Cary town leaders approve master plan for $50 million downtown park

Wake County News

CARY, N.C. (WNCN) – The Cary Town Council voted Thursday night to approve the master plan for a $50 million downtown park, which town leaders hope will lead to more investment in that area.

The town is working with OJB Landscape Architecture on the project, which more than a hundred people came to see Thursday afternoon at town hall.

Doug McRainey, the town’s director of park, recreation and cultural resources, said now that the council has approved the master plan, design work will begin in May. Construction is expected to begin in the fall of 2020, with the project completed in 2022.

Town leaders will ask voters to support a bond this October that will help to pay for the park along with other projects in the town, McRainey said.

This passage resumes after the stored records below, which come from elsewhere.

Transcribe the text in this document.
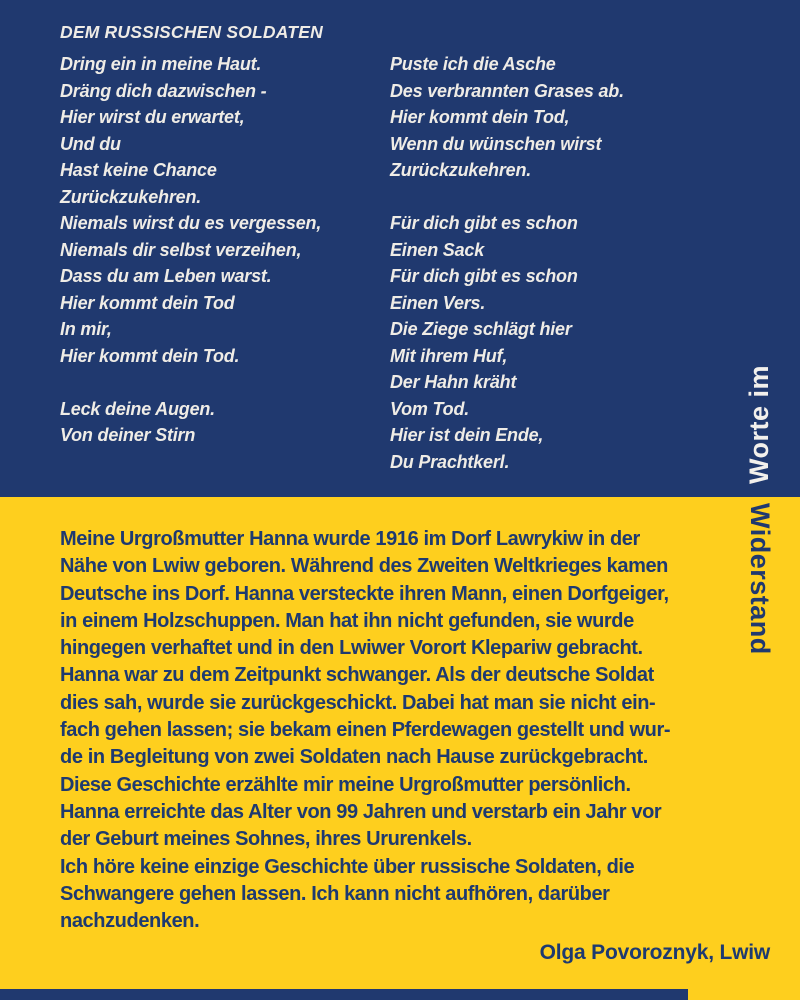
DEM RUSSISCHEN SOLDATEN
Dring ein in meine Haut.
Dräng dich dazwischen -
Hier wirst du erwartet,
Und du
Hast keine Chance
Zurückzukehren.
Niemals wirst du es vergessen,
Niemals dir selbst verzeihen,
Dass du am Leben warst.
Hier kommt dein Tod
In mir,
Hier kommt dein Tod.
Leck deine Augen.
Von deiner Stirn
Puste ich die Asche
Des verbrannten Grases ab.
Hier kommt dein Tod,
Wenn du wünschen wirst
Zurückzukehren.
Für dich gibt es schon
Einen Sack
Für dich gibt es schon
Einen Vers.
Die Ziege schlägt hier
Mit ihrem Huf,
Der Hahn kräht
Vom Tod.
Hier ist dein Ende,
Du Prachtkerl.	Worte im
Widerstand
Meine Urgroßmutter Hanna wurde 1916 im Dorf Lawrykiw in der
Nähe von Lwiw geboren. Während des Zweiten Weltkrieges kamen
Deutsche ins Dorf. Hanna versteckte ihren Mann, einen Dorfgeiger,
in einem Holzschuppen. Man hat ihn nicht gefunden, sie wurde
hingegen verhaftet und in den Lwiwer Vorort Klepariw gebracht.
Hanna war zu dem Zeitpunkt schwanger. Als der deutsche Soldat
dies sah, wurde sie zurückgeschickt. Dabei hat man sie nicht ein-
fach gehen lassen; sie bekam einen Pferdewagen gestellt und wur-
de in Begleitung von zwei Soldaten nach Hause zurückgebracht.
Diese Geschichte erzählte mir meine Urgroßmutter persönlich.
Hanna erreichte das Alter von 99 Jahren und verstarb ein Jahr vor
der Geburt meines Sohnes, ihres Ururenkels.
Ich höre keine einzige Geschichte über russische Soldaten, die
Schwangere gehen lassen. Ich kann nicht aufhören, darüber
nachzudenken.
Olga Povoroznyk, Lwiw
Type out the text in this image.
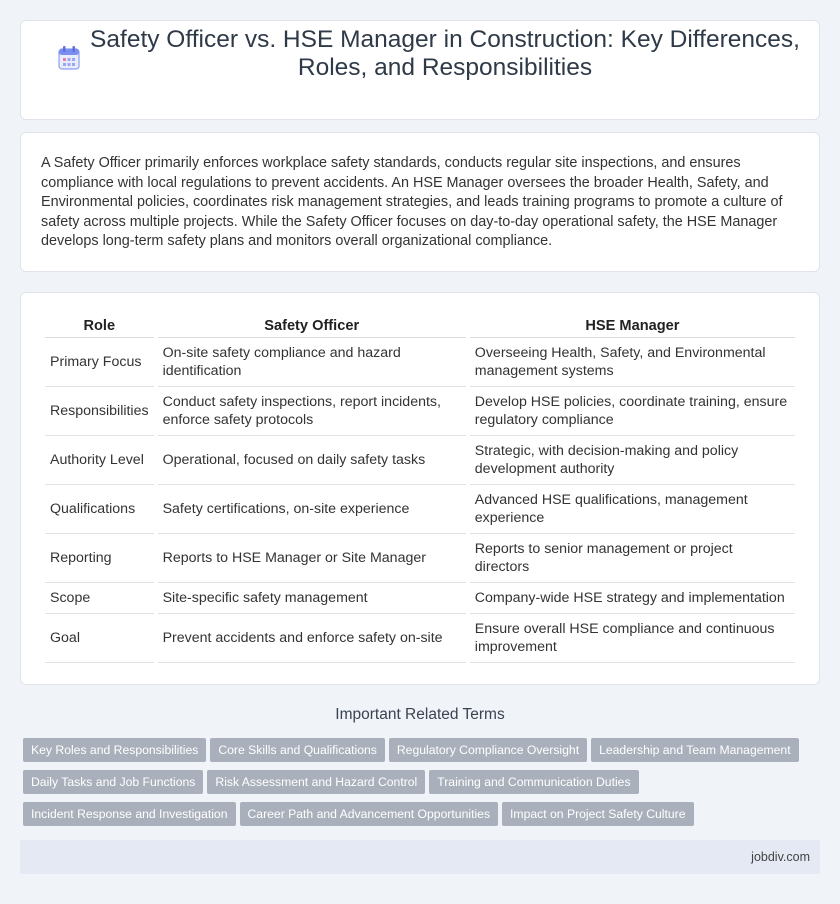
Safety Officer vs. HSE Manager in Construction: Key Differences, Roles, and Responsibilities

A Safety Officer primarily enforces workplace safety standards, conducts regular site inspections, and ensures compliance with local regulations to prevent accidents. An HSE Manager oversees the broader Health, Safety, and Environmental policies, coordinates risk management strategies, and leads training programs to promote a culture of safety across multiple projects. While the Safety Officer focuses on day-to-day operational safety, the HSE Manager develops long-term safety plans and monitors overall organizational compliance.

Role	Safety Officer	HSE Manager
Primary Focus	On-site safety compliance and hazard identification	Overseeing Health, Safety, and Environmental management systems
Responsibilities	Conduct safety inspections, report incidents, enforce safety protocols	Develop HSE policies, coordinate training, ensure regulatory compliance
Authority Level	Operational, focused on daily safety tasks	Strategic, with decision-making and policy development authority
Qualifications	Safety certifications, on-site experience	Advanced HSE qualifications, management experience
Reporting	Reports to HSE Manager or Site Manager	Reports to senior management or project directors
Scope	Site-specific safety management	Company-wide HSE strategy and implementation
Goal	Prevent accidents and enforce safety on-site	Ensure overall HSE compliance and continuous improvement
Important Related Terms
Key Roles and Responsibilities Core Skills and Qualifications Regulatory Compliance Oversight Leadership and Team Management
Daily Tasks and Job Functions Risk Assessment and Hazard Control Training and Communication Duties
Incident Response and Investigation Career Path and Advancement Opportunities Impact on Project Safety Culture
jobdiv.com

“Our goal for this park is a park that unifies the downtown, but a park that all of Cary identifies with, whether you’re west of N.C. 55 or south of U.S. 1,” said McRainey. “We want a park that will energize the downtown but also be a catalyst for investment in downtown.”

During an open house, residents got a chance to see a virtual simulation of concepts for what the park could look like based on citizen feedback received so far.

“We’ve got the plan. We do not want to hesitate at all. We want to move ahead with it, get the funding for it, get it built so people can come out and begin to enjoy it,” said McRainey.

 To see video and images of designs for the park and its various features, click here.

Cary resident Chuck Hogan came to town hall Thursday to see the designs.

“Now that I see what they’re going to do afterward, I’m all for it,” he said.

Gretchen Bimrose lives on Park Street near the planned park and has concerns about whether she’ll be able to afford to continue living there.

“All this going on has raised the property taxes, and as a matter of fact, has raised the taxes in my home where I live to the point where I will not be able to afford to stay in my home,” she said. “And I will have to move. Where? I don’t know.”

In 2012, 69 percent of voters approved a bond referendum that included funding to begin work on the park.